Kids stopped conversing with each other as much. Sure, maybe they didn’t argue, or hurt each other’s feelings as much—something that happens a lot on third grade—but that’s because they weren’t engaging with each other as often. She recalls one rainy day when her students came into the classroom after lunch and she pulled out a box of LEGOs, which only a weeks earlier had been cause for celebration. No one wanted to play with them. They wanted their iPads. The classroom went silent. She writes:
“Some adult ears might welcome a room of hushed 8-year-olds, but teachers of young children know that the chatter in a typical elementary classroom is what makes it a good place to learn. Yes, it’s sometimes too loud. These young humans are not great conversationalists. They are often hurting someone’s feelings or getting hurt, misunderstanding or overreacting or completely missing the point. They need time to learn communication skills—how to hold your own and how to get along with others. They need to talk and listen and talk some more at school, both with peers and with adults who can model conversation skills. The iPads subtly undermined that important work. My lively little kids stopped talking and adopted the bent-neck, plugged-in posture of tap, tap, swipe.”
Sherry Turkle, the author of Reclaiming Conversation: The Power of Talk in a Digital Age, observed that older kids are struggling with conversation due to the amount to time they spend connected to devices, and not connected to people.
Hall mapped out which lesson plans work best with technology, even creating parallel tracks for the days the broadband was not fast enough.

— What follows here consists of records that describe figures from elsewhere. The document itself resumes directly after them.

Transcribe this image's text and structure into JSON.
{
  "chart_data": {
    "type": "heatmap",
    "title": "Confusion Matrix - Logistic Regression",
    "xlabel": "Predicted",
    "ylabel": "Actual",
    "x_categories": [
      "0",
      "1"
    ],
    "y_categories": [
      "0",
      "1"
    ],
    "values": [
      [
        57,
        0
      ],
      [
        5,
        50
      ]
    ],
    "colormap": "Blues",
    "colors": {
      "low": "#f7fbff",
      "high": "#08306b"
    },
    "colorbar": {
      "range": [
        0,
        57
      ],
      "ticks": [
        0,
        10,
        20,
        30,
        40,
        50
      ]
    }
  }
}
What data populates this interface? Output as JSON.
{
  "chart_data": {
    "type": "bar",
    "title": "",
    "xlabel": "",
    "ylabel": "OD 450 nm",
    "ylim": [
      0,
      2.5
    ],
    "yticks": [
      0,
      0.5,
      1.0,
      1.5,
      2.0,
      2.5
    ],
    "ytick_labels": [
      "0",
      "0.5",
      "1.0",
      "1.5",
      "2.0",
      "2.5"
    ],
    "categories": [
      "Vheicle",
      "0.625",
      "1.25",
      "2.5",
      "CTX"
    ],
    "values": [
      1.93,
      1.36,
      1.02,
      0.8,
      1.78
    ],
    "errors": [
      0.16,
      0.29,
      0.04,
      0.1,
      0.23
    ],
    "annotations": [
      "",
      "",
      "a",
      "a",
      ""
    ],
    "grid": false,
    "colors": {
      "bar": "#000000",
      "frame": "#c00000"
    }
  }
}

She applauds the benefits it brings but she asks what research underscores the push for more technology.
The Organization for Economic Cooperation and Development recently released a study on school tech initiatives in more than three dozen countries (though not the United States). It found that “even countries which have invested heavily in information and communication technologies (ICT) for education have seen no noticeable improvement in their performances in PISA results for reading, mathematics or science.”
Hall, whose background is in early childhood development, likes the Campaign for a Commercial-Free Childhood’s recommendations that teachers and parents limit technology for young children. She explained it to Quartz this way:
“A lot of apps—especially for young children—are metaphors for what children would do in the real world. They take real world experiences—building a house—or doing a math problem—and they have them do it on a screen. These kids are young enough that they need to do it in the real world first before the metaphor makes sense.”
Technology is a powerful tool and can no doubt yield results in some classrooms with some teachers and some students. But it is changing quickly and teachers are often not given the support they need to learn what will be effective and what will be distracting. As one commentator on Hall’s article noted, “…digital study isn’t the issue; digital teaching and understanding the tech—is.”
Hall found that she lost a lot of precious teaching time to things like lost passwords, alarms going off, selfies, and slow connections. Those might improve with time and experience, but that time is not easily recaptured.
“This is not a great way forward for our children,” she told Quartz. “There are great things you can do with an iPad. But it’s just such a huge tool that overwhelms the environment.”